Ist dies also der Nachfolger, der den Erwartungen gerecht wird? Zu sehr großen Teilen: Ja.
«Horizon Forbidden West» bedient sich neben dem ersten Teil bei allen möglichen Open-World-Actionspielen wie «The Legend of Zelda: Breath of the Wild», oder den Reihen «Assassin’s Creed» und «Far Cry».
Ein wenig Kritik gibt es auch
Dabei gibt es zwar wenig Innovation für das Genre – allerdings führt das Entwicklungsstudio Guerilla Games alles zu einem in fast jeder Facette perfekten Open-World-Spiel zusammen. Kritik gibt es nur auf sehr hohem Niveau: Die Steuerung ist etwas komplex und Neulinge brauchen Eingewöhnungszeit. Das Klettern ist etwas zu fummelig. Und die Story ist zwar spannend – doch es fehlt ein bisschen an dem großen Geheimnis, das im ersten Teil die Herkunft von Aloy und die Entstehung der Spielwelt war.
Und es gibt auch die Probleme, die dem Genre immer anhaften: Schnell wird man durch Nebenmissionen abgelenkt. Aloy sagt zwar, wie dringend sie das große Problem lösen muss – wenn die Spielenden es wollen, sitzt sie aber trotzdem stundenlang vor einem packenden Brettspiel oder sammelt Zutaten für einen gestressten Koch. Und wer größere Pausen zwischen seinen Spiel-Sessions hat, stellt sich schnell die Frage: «Was wollte ich gleich noch mal als Nächstes machen?»

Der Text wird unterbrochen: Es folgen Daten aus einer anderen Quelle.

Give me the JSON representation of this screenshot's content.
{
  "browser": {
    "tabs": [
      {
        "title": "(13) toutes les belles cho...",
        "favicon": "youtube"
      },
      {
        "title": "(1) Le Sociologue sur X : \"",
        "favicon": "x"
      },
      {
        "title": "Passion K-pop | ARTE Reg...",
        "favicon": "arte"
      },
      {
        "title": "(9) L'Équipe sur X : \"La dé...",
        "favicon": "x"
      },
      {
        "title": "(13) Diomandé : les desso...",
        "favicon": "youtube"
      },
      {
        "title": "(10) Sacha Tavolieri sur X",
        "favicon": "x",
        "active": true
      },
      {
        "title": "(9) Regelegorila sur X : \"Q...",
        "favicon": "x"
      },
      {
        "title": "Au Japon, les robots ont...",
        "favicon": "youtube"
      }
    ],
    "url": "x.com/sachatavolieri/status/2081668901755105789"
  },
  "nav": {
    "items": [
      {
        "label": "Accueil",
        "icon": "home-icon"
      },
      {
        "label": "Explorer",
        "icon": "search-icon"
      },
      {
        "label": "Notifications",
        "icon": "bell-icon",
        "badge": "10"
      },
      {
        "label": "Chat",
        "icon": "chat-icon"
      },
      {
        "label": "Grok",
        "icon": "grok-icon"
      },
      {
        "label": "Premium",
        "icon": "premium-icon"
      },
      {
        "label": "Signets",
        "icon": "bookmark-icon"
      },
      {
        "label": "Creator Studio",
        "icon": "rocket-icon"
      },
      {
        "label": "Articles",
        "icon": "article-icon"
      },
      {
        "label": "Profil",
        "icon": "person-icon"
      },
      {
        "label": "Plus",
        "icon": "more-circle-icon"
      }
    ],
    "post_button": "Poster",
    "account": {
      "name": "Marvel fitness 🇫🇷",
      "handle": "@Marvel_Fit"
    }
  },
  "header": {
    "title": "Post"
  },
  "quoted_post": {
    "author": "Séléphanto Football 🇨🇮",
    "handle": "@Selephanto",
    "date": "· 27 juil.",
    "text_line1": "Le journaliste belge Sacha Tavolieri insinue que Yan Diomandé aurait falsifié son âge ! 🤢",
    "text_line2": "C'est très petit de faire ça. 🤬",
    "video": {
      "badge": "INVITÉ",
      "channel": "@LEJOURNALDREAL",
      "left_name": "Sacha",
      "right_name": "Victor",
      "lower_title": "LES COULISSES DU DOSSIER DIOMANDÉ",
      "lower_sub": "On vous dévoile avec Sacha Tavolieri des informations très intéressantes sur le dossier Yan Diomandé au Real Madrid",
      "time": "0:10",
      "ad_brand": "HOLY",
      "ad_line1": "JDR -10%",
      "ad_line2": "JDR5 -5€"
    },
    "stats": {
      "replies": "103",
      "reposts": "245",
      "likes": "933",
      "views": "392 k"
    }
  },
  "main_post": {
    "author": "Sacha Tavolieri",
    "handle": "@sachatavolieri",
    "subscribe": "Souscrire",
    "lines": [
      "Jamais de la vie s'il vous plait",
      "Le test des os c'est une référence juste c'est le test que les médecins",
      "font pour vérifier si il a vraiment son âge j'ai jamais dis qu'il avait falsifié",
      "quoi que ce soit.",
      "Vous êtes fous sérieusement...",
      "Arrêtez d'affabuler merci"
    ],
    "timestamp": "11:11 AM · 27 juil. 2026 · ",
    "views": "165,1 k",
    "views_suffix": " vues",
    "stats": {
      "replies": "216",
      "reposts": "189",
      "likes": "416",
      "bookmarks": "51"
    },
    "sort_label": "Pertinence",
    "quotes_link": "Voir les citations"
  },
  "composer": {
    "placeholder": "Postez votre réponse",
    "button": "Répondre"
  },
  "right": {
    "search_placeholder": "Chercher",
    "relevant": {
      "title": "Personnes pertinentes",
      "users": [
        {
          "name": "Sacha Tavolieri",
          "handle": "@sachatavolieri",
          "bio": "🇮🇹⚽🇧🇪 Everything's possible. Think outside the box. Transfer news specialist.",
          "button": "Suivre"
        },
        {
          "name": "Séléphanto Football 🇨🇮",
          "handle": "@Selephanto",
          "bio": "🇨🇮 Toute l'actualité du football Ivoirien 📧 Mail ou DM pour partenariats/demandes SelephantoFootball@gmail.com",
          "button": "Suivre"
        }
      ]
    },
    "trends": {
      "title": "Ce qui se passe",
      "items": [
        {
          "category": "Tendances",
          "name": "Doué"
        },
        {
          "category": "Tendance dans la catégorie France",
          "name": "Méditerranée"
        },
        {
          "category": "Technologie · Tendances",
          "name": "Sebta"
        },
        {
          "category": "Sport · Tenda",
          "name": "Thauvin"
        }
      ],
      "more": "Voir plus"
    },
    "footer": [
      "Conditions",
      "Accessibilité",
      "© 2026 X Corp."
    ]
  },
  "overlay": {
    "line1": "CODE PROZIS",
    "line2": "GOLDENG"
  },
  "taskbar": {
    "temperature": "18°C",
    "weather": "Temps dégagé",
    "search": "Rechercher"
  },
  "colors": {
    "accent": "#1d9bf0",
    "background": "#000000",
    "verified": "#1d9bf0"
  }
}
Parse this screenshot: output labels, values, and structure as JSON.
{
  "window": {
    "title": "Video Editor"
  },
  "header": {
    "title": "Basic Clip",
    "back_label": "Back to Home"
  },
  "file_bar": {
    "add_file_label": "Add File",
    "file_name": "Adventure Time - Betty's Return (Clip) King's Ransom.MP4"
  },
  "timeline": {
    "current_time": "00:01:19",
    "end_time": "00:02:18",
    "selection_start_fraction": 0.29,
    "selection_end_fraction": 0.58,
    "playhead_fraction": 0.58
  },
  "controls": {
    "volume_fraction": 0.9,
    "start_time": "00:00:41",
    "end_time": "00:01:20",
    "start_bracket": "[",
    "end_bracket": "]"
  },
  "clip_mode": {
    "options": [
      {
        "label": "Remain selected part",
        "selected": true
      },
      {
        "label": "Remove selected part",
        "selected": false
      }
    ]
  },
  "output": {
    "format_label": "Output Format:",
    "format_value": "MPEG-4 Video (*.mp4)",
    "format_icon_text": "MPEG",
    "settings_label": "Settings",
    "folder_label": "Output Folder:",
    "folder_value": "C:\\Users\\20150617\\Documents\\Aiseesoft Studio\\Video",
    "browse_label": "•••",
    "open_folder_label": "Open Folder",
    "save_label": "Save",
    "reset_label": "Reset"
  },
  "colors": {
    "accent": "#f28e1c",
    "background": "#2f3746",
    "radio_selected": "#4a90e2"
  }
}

Optimismus statt Verfall und Dystopie
Gleichzeitig bietet «Horizon Forbidden West» noch ein bisschen mehr in der Fülle an postapokalyptischen Open-World-Spielen: Eine optimistische Perspektive für die Erde nach einem katastrophalen Weltuntergang. Es ist keine zombie- oder mutanteninfizierte Hölle, sondern ein neuer Start für eine sich entwickelnde Menschheit. Und trotz ihrer Gefahren bewegt man sich gern durch diese Welt – an der Seite einer tollen, sympathischen, wachsenden Protagonistin.
«Horizon Forbidden West» erscheint am 18. Februar für Playstation 4 und 5. Es kostet rund 70 Euro und ist ab 12 Jahren freigegeben.